Occasionally birds appear that have not only a small patch of green behind the eye, as some of the above do, but a long broad band of green running back from the eye, recalling American Wigeon. it is not entirely clear whether this is simply an extreme of the variation shown by pure Eurasian Wigeon, or if it's a result of hybridisation with American Wigeon (or perhaps another species) some generations back.
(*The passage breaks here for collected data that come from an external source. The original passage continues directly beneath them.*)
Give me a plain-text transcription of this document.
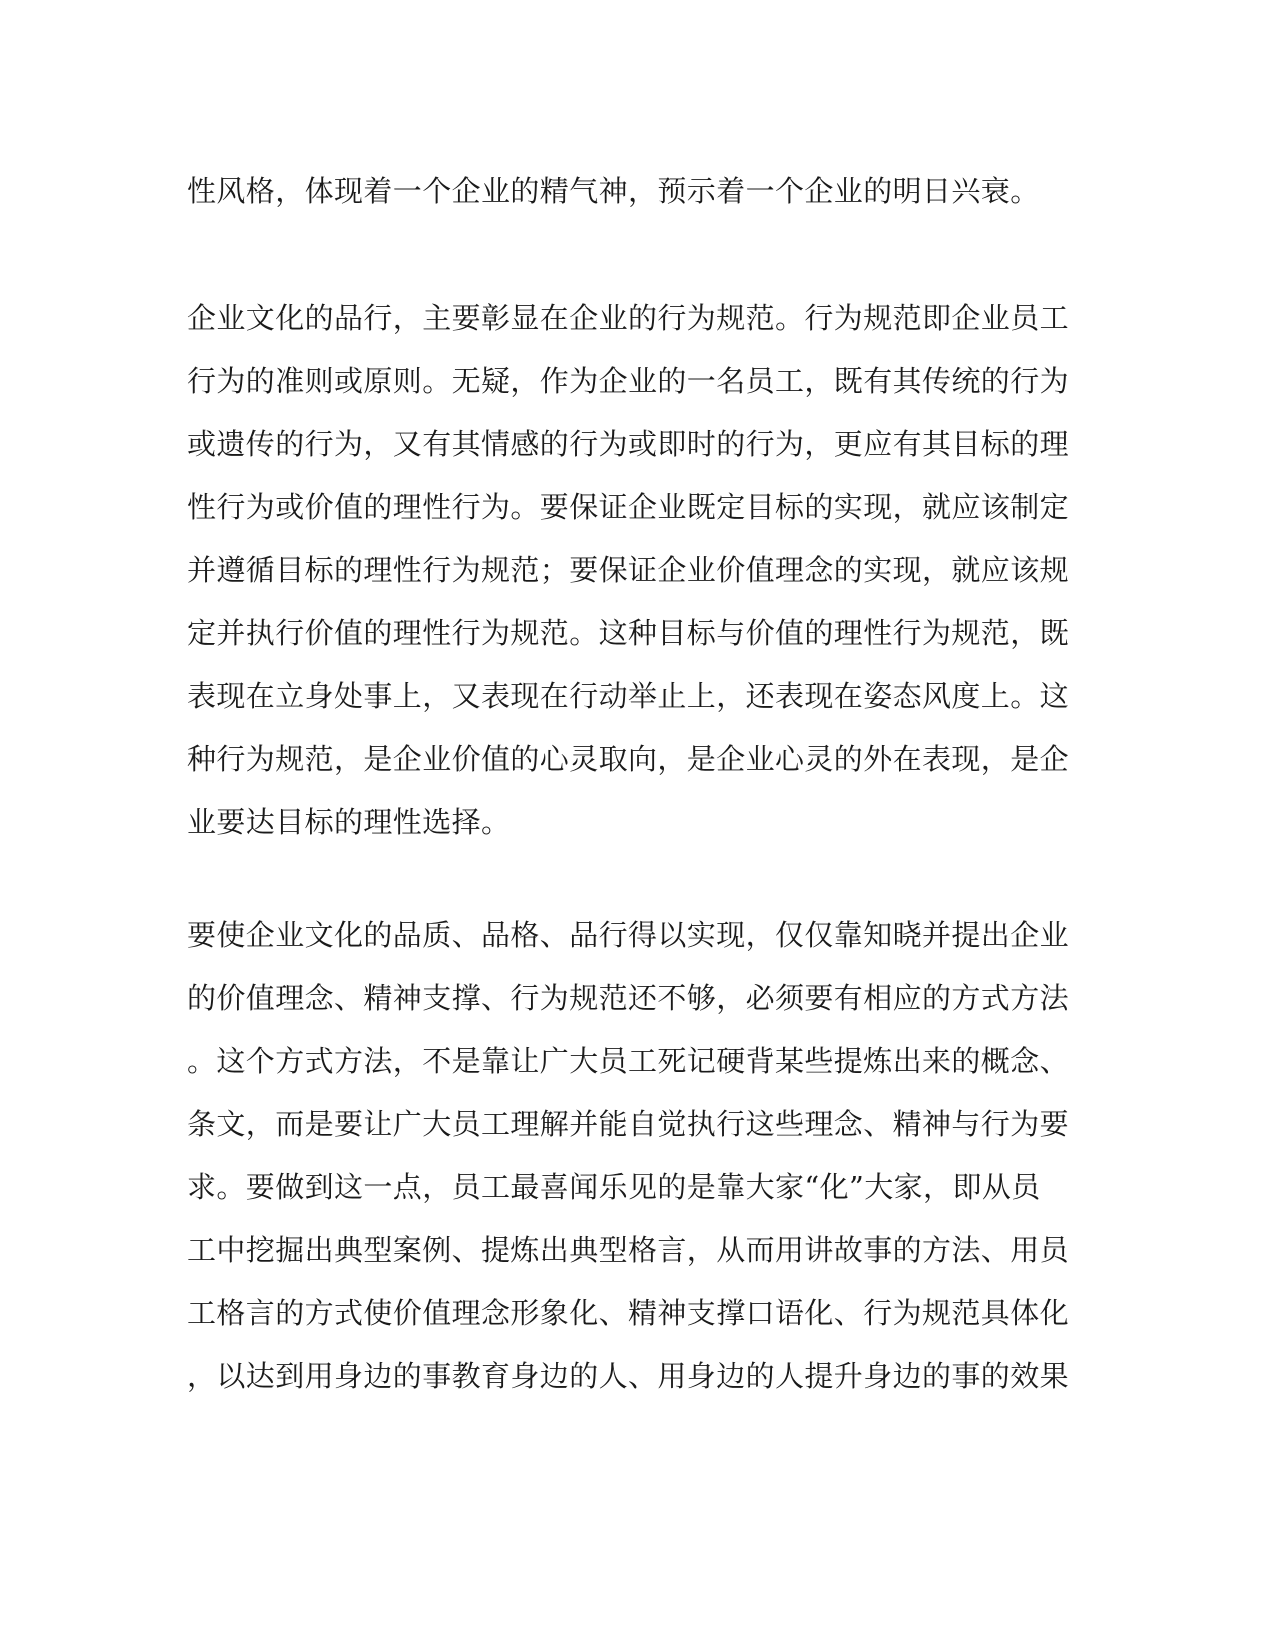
性风格，体现着一个企业的精气神，预示着一个企业的明日兴衰。
企业文化的品行，主要彰显在企业的行为规范。行为规范即企业员工
行为的准则或原则。无疑，作为企业的一名员工，既有其传统的行为
或遗传的行为，又有其情感的行为或即时的行为，更应有其目标的理
性行为或价值的理性行为。要保证企业既定目标的实现，就应该制定
并遵循目标的理性行为规范；要保证企业价值理念的实现，就应该规
定并执行价值的理性行为规范。这种目标与价值的理性行为规范，既
表现在立身处事上，又表现在行动举止上，还表现在姿态风度上。这
种行为规范，是企业价值的心灵取向，是企业心灵的外在表现，是企
业要达目标的理性选择。
要使企业文化的品质、品格、品行得以实现，仅仅靠知晓并提出企业
的价值理念、精神支撑、行为规范还不够，必须要有相应的方式方法
。这个方式方法，不是靠让广大员工死记硬背某些提炼出来的概念、
条文，而是要让广大员工理解并能自觉执行这些理念、精神与行为要
求。要做到这一点，员工最喜闻乐见的是靠大家“化”大家，即从员
工中挖掘出典型案例、提炼出典型格言，从而用讲故事的方法、用员
工格言的方式使价值理念形象化、精神支撑口语化、行为规范具体化
，以达到用身边的事教育身边的人、用身边的人提升身边的事的效果
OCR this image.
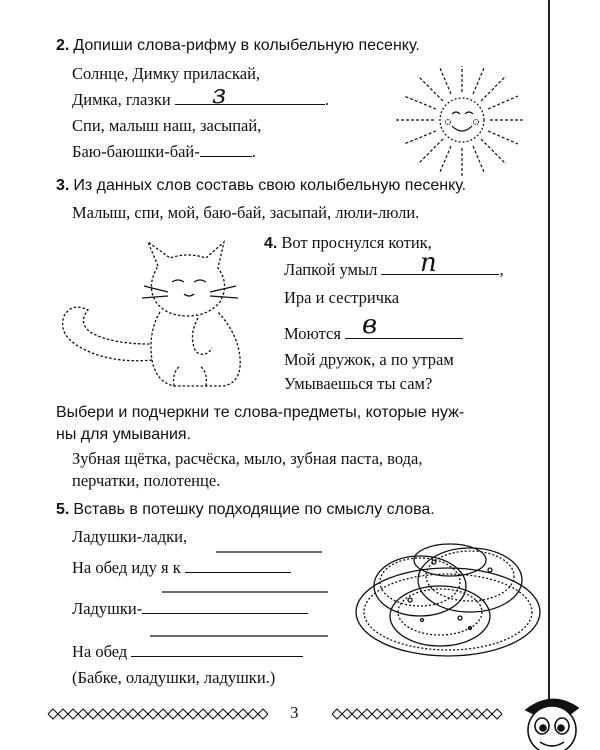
2. Допиши слова-рифму в колыбельную песенку.
Солнце, Димку приласкай,
Димка, глазки	.
з
Спи, малыш наш, засыпай,
Баю-баюшки-бай-	.
3. Из данных слов составь свою колыбельную песенку.
Малыш, спи, мой, баю-бай, засыпай, люли-люли.
4. Вот проснулся котик,
Лапкой умыл	,
п
Ира и сестричка
Моются в
Мой дружок, а по утрам
Умываешься ты сам?
Выбери и подчеркни те слова-предметы, которые нуж-
ны для умывания.
Зубная щётка, расчёска, мыло, зубная паста, вода,
перчатки, полотенце.
5. Вставь в потешку подходящие по смыслу слова.
Ладушки-ладки,
На обед иду я к
Ладушки-
На обед
(Бабке, оладушки, ладушки.)
3
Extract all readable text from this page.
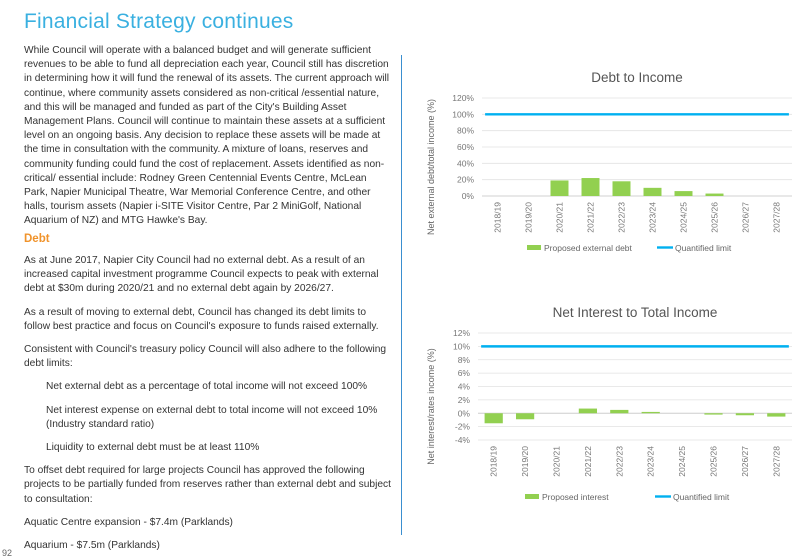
Financial Strategy continues

While Council will operate with a balanced budget and will generate sufficient revenues to be able to fund all depreciation each year, Council still has discretion in determining how it will fund the renewal of its assets. The current approach will continue, where community assets considered as non-critical /essential nature, and this will be managed and funded as part of the City's Building Asset Management Plans. Council will continue to maintain these assets at a sufficient level on an ongoing basis. Any decision to replace these assets will be made at the time in consultation with the community. A mixture of loans, reserves and community funding could fund the cost of replacement. Assets identified as non-critical/ essential include: Rodney Green Centennial Events Centre, McLean Park, Napier Municipal Theatre, War Memorial Conference Centre, and other halls, tourism assets (Napier i-SITE Visitor Centre, Par 2 MiniGolf, National Aquarium of NZ) and MTG Hawke's Bay.

Debt

As at June 2017, Napier City Council had no external debt. As a result of an increased capital investment programme Council expects to peak with external debt at $30m during 2020/21 and no external debt again by 2026/27.

As a result of moving to external debt, Council has changed its debt limits to follow best practice and focus on Council's exposure to funds raised externally.

Consistent with Council's treasury policy Council will also adhere to the following debt limits:

Net external debt as a percentage of total income will not exceed 100%

Net interest expense on external debt to total income will not exceed 10% (Industry standard ratio)

Liquidity to external debt must be at least 110%

To offset debt required for large projects Council has approved the following projects to be partially funded from reserves rather than external debt and subject to consultation:

Aquatic Centre expansion - $7.4m (Parklands)

Aquarium - $7.5m (Parklands)

Debt to Income
Net external debt/total income (%)	0%
20%
40%
60%
80%
100%
120%
2018/19 2019/20 2020/21 2021/22 2022/23 2023/24 2024/25 2025/26 2026/27 2027/28
Proposed external debt	Quantified limit
Net Interest to Total Income
Net interest/rates income (%) -4%
-2%
0%
2%
4%
6%
8%
10%
12%
2018/19	2019/20	2020/21	2021/22	2022/23	2023/24	2024/25	2025/26	2026/27	2027/28
Proposed interest	Quantified limit
92
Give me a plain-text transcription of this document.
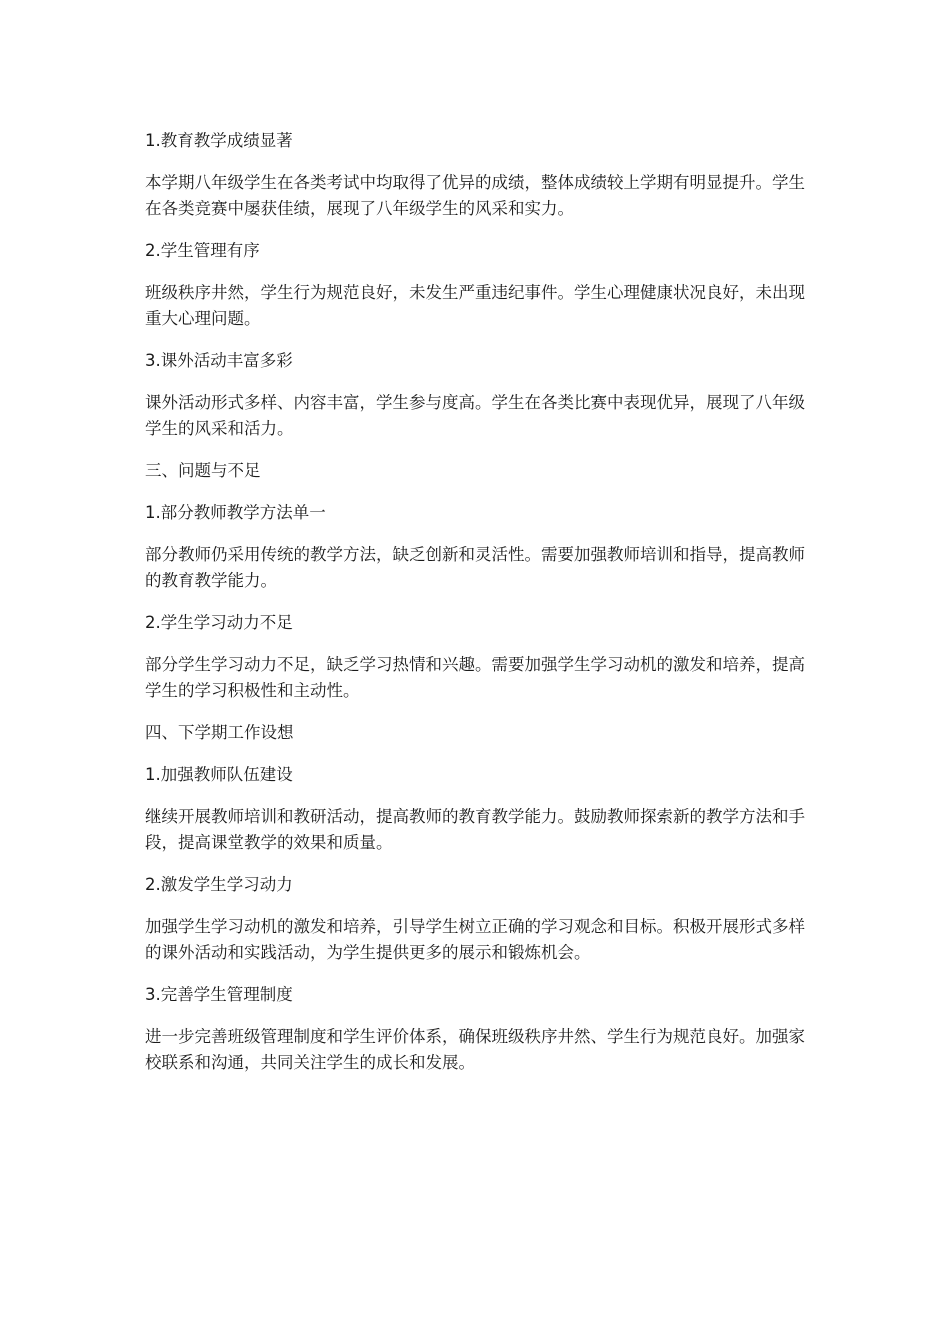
1.教育教学成绩显著

本学期八年级学生在各类考试中均取得了优异的成绩，整体成绩较上学期有明显提升。学生在各类竞赛中屡获佳绩，展现了八年级学生的风采和实力。

2.学生管理有序

班级秩序井然，学生行为规范良好，未发生严重违纪事件。学生心理健康状况良好，未出现重大心理问题。

3.课外活动丰富多彩

课外活动形式多样、内容丰富，学生参与度高。学生在各类比赛中表现优异，展现了八年级学生的风采和活力。

三、问题与不足

1.部分教师教学方法单一

部分教师仍采用传统的教学方法，缺乏创新和灵活性。需要加强教师培训和指导，提高教师的教育教学能力。

2.学生学习动力不足

部分学生学习动力不足，缺乏学习热情和兴趣。需要加强学生学习动机的激发和培养，提高学生的学习积极性和主动性。

四、下学期工作设想

1.加强教师队伍建设

继续开展教师培训和教研活动，提高教师的教育教学能力。鼓励教师探索新的教学方法和手段，提高课堂教学的效果和质量。

2.激发学生学习动力

加强学生学习动机的激发和培养，引导学生树立正确的学习观念和目标。积极开展形式多样的课外活动和实践活动，为学生提供更多的展示和锻炼机会。

3.完善学生管理制度

进一步完善班级管理制度和学生评价体系，确保班级秩序井然、学生行为规范良好。加强家校联系和沟通，共同关注学生的成长和发展。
First generation hybrids are variable but can be expected to show more clues to a hybrid origin than these birds (such as pink bleeding into the grey body, speckled lores/ear-coverts, etc.) - these clearly are not first-generation hybrids, but perhaps the possibility of them, or some of them, being backcrossed hybrids is not completely eliminated.
Usually the extent of the green head band is the only atypical feature, and for this reason, along with the fact that many pure Eurasian Wigeons show a little green behind the eye, most commentators favour the view that this is simply variation within pure Eurasian Wigeon - or perhaps genes that are present in all Wigeons but normally dormant, expressed in just a very few. A presumed Gadwall x (Eurasian) Wigeon showed a hint of green behind the eye, extending far enough back (albeit indistinctly) to recall these birds. The genes causing the green head band to appear were presumably passed down from the Wigeon parent so this lends support to the idea that they are present but normally dormant in all Wigeons.
On the other hand, apparently green-banded Wigeons are more frequently recorded among Asian populations of Wigeon where vagrant American Wigeons are rather less rare than they are in Europe. That might lend some support to the idea that the green band is generated as a result of gene flow between American and Eurasian Wigeons.